There is no prohibition to healing on the Sabbath in the Old testament or  the Talmud. The nearest equivalent would be a refraining from ‘putting the finishing touches to an object’ or ‘untying an animal’ but this would degrade the disabled man into a thing - and maybe that’s what Jesus is both angry and grieving about - the Pharisees neither saw this man as someone who’s life would be transformed by this healing and seeing him restored to his family, nor did they see the healing as an act of worship, instead they only saw Jesus ‘working’ and the man as bait for a trap.

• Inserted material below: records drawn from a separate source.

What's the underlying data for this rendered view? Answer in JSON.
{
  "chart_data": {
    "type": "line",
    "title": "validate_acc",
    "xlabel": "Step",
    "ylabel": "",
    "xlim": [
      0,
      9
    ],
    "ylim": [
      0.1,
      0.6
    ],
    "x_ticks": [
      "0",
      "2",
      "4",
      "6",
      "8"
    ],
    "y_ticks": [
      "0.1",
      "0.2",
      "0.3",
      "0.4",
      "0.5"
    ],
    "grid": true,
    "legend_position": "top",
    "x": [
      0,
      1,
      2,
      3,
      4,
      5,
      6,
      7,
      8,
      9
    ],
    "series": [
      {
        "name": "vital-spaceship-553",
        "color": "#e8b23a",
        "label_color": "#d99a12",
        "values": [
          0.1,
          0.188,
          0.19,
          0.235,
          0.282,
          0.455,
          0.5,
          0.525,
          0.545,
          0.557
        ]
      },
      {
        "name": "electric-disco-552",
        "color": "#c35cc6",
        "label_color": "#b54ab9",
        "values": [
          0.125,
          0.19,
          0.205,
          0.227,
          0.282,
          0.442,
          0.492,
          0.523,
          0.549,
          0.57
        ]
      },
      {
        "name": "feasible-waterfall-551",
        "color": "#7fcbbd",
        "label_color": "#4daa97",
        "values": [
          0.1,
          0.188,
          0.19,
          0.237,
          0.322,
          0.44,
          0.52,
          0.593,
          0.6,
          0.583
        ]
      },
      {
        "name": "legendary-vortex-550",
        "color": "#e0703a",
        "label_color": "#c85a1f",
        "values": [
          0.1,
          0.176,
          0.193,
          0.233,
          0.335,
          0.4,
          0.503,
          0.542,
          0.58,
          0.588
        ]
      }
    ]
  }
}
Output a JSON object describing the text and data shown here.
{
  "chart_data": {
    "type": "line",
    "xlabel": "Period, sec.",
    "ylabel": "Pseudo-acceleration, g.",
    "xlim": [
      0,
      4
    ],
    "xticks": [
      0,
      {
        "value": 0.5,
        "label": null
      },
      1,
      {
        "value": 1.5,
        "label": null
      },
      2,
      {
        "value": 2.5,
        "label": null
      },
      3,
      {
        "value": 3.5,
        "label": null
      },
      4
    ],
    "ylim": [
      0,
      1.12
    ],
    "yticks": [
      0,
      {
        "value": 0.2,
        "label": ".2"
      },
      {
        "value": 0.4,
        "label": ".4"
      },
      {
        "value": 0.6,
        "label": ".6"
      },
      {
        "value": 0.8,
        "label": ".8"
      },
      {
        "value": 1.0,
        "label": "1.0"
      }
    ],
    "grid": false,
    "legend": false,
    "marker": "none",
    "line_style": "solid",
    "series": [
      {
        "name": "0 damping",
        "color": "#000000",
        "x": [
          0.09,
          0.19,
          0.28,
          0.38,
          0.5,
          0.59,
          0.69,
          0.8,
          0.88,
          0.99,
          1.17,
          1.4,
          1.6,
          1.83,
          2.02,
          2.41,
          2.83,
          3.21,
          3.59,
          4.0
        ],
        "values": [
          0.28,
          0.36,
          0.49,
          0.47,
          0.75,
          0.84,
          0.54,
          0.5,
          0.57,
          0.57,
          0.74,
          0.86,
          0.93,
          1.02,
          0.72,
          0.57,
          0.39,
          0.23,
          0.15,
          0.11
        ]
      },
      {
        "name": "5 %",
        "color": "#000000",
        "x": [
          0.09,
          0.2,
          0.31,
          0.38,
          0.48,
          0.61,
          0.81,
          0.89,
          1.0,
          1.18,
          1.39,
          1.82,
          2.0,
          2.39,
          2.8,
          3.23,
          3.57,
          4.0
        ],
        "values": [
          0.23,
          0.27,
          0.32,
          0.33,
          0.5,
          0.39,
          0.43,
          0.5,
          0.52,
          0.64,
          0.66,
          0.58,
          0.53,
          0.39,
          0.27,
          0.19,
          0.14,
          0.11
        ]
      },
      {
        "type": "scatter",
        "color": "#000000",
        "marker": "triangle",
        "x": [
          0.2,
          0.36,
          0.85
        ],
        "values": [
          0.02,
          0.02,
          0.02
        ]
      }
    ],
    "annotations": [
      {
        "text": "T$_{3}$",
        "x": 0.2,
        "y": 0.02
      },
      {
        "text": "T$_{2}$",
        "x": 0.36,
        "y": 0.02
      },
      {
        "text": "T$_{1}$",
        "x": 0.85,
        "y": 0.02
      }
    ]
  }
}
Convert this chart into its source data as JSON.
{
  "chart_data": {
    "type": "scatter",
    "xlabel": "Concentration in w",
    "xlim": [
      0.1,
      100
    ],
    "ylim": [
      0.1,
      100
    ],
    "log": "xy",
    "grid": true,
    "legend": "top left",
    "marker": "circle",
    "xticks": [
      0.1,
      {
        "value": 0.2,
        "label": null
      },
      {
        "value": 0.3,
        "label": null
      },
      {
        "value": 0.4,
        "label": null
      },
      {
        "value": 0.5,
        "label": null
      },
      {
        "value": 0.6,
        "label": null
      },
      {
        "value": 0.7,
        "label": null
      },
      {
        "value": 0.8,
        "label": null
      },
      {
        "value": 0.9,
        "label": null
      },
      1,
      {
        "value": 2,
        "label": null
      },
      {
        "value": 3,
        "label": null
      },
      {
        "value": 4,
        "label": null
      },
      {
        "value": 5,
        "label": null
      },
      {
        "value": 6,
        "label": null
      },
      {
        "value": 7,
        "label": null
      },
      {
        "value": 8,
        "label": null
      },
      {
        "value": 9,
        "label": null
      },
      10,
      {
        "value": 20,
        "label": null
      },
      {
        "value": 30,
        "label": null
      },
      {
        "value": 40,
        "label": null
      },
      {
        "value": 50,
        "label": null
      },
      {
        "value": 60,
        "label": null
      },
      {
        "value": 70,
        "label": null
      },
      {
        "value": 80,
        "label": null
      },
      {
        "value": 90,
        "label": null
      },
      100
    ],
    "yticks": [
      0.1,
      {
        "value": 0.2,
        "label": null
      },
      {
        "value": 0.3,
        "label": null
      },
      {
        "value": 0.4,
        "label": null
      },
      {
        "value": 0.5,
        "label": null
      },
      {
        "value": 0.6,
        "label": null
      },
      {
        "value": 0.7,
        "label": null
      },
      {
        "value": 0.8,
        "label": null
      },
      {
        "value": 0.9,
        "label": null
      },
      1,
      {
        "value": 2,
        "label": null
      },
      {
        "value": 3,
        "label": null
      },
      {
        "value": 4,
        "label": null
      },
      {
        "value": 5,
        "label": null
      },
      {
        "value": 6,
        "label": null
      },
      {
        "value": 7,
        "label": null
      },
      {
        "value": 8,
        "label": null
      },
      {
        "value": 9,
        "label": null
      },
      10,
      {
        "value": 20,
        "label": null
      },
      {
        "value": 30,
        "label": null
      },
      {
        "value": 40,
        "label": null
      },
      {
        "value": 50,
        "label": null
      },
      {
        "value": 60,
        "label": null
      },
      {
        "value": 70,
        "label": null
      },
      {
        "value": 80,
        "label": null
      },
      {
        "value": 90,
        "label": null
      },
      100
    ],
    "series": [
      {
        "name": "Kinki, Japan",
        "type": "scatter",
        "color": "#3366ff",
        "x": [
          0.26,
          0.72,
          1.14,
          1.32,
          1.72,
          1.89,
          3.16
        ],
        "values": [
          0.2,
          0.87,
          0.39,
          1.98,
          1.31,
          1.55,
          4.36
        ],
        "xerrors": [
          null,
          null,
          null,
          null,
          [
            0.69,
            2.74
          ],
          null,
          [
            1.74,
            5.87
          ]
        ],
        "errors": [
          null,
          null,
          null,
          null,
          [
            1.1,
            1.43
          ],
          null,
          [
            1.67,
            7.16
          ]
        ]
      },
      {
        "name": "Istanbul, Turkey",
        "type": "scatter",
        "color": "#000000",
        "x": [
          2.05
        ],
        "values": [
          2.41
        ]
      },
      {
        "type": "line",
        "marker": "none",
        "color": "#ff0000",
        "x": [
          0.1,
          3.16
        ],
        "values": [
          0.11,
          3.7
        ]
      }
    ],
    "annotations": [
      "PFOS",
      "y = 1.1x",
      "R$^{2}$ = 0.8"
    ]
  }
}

Today’s Gospel reading contains depictions of what happens when someone is so bent on keeping the particularity of the law that they are willing to overlook the sheer joy of a healing and restoration. They are compelling depictions of what it means to focus on the exactitude of the letter and to miss the spirit of the law entirely. They are compelling depictions of why “the law” could either be a life-giving source of joy and instruction or a life-demeaning source of judgment and an onerous burden.


But maybe there’s something else going on for us. The Pharisees saw this disabled man as a thing.  How often do we see someone else as a thing? In this case as bait for a trap, instead of fearfully and wonderfully made in the image of God and loved by Him? How often do we dehumanise another person as a ‘thing’ as we mumble something under our breath in the queue in the supermarket or as someone cuts into our stopping distance on the motorway?

How often do we quickly criticise someone for what they are doing or not doing - thinking we are in the right after making snap judgements - when all we see is a struggling parent with a boisterous child, an out of work twentysomething standing at the bus stop, someone who has come to our nation seeking work and a better life.  Jesus reminds us with his referencing of the story of David and his companions that there is always a back story to every situation.

It seems to me friends that ultimately the whole of the Law in the Old Testament and supremely Sabbath observance is about living in a way that sees God as a reality in the world, and therefore Jesus being Lord in every situation. The Sabbath in that sense is not a specific day as such, but time, to see a situation or someone or a relationship as God does - as loved, as restored, as renewed - and to go out of our way to make that live - to call someone, to seek forgiveness, to practically help, to affirm someone’s work. But also, in a culture that tells itself how busy it is, to intentionally frame some time in our day our week to stop, to slow, to take in our world and all that is, to enjoy to rest, to be made new.